Tyler ging Lucindas Schulwörterbuch suchen, um das Wort nachzuschlagen; es hieß »zusammengepresst, verdichtet«. Es war nur ein Satz, aber in seinem Kopf wirkte er wie Dynamit. Octavio meinte also, manche Leute könnten sich |75| auch ohne ein Instrument wie das Kontinuaskop in der Verwerfungsspalte zurechtfinden! Tyler war wie vor den Kopf geschlagen. Octavio Tinker meinte, manche Leute könnten ein angeborenes Gespür für die Verwerfungsspalte haben, Leute wie Octavio selbst.
    Und vielleicht auch wie Tyler Jenkins!
    Octavio hatte das Land hier vor langer Zeit gekauft, und er hatte sein verrücktes Haus unter anderem deswegen gebaut, um von der Verwerfungsspalte abzulenken, die er hier gefunden hatte.
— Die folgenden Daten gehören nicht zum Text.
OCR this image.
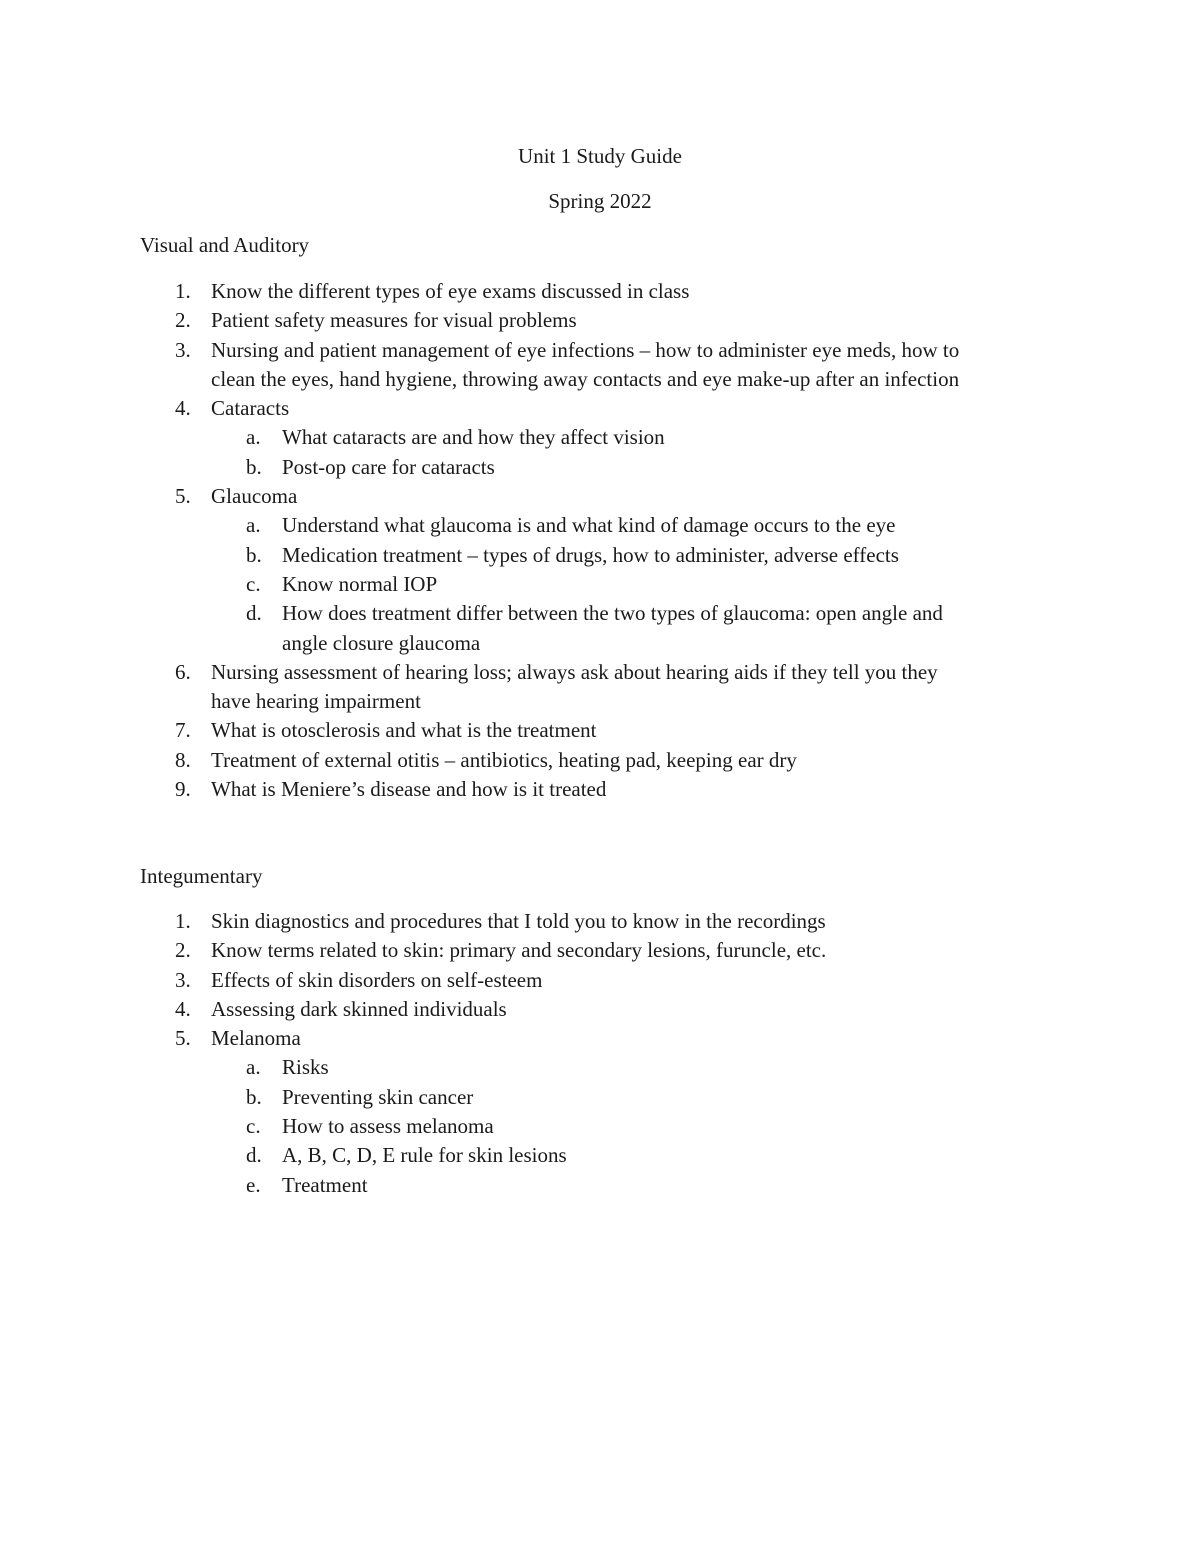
Unit 1 Study Guide
Spring 2022
Visual and Auditory
1. Know the different types of eye exams discussed in class
2. Patient safety measures for visual problems
3. Nursing and patient management of eye infections – how to administer eye meds, how to
clean the eyes, hand hygiene, throwing away contacts and eye make-up after an infection
4. Cataracts
a. What cataracts are and how they affect vision
b. Post-op care for cataracts
5. Glaucoma
a. Understand what glaucoma is and what kind of damage occurs to the eye
b. Medication treatment – types of drugs, how to administer, adverse effects
c. Know normal IOP
d. How does treatment differ between the two types of glaucoma: open angle and
angle closure glaucoma
6. Nursing assessment of hearing loss; always ask about hearing aids if they tell you they
have hearing impairment
7. What is otosclerosis and what is the treatment
8. Treatment of external otitis – antibiotics, heating pad, keeping ear dry
9. What is Meniere’s disease and how is it treated
Integumentary
1. Skin diagnostics and procedures that I told you to know in the recordings
2. Know terms related to skin: primary and secondary lesions, furuncle, etc.
3. Effects of skin disorders on self-esteem
4. Assessing dark skinned individuals
5. Melanoma
a. Risks
b. Preventing skin cancer
c. How to assess melanoma
d. A, B, C, D, E rule for skin lesions
e. Treatment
Vielleicht hatte Octavio diesen Ort ja überhaupt nur gefunden, weil er dieses »natürliche Gespür« besaß. Und Tyler war Octavios Nachkomme – ein Blutsverwandter mütterlicherseits. Er hatte bewiesen, dass er auf sich allein gestellt in der Verwerfungsspalte reisen konnte. Und jetzt dachte Onkel Gideon daran, ihn und seine Schwester zu Erben der Farm zu machen. Es passte alles zusammen, als ob es so geplant gewesen wäre!
    Tyler hielt es nicht länger allein in seinem Zimmer aus. Er zog sich die Schuhe an und raste die Treppe hinunter, total wild darauf, Lucinda zu finden und ihr diese Neuigkeit mitzuteilen.

    Er sah an allen in Frage kommenden Plätzen im Haus nach, doch er konnte seine Schwester nicht finden. Er hatte den Verdacht, dass sie die Drachen auf der anderen Seite der Farm besuchte, aber sicherheitshalber wollte er noch einen kurzen Blick in den Garten hinterm Haus werfen – manchmal ging sie dort gern spazieren.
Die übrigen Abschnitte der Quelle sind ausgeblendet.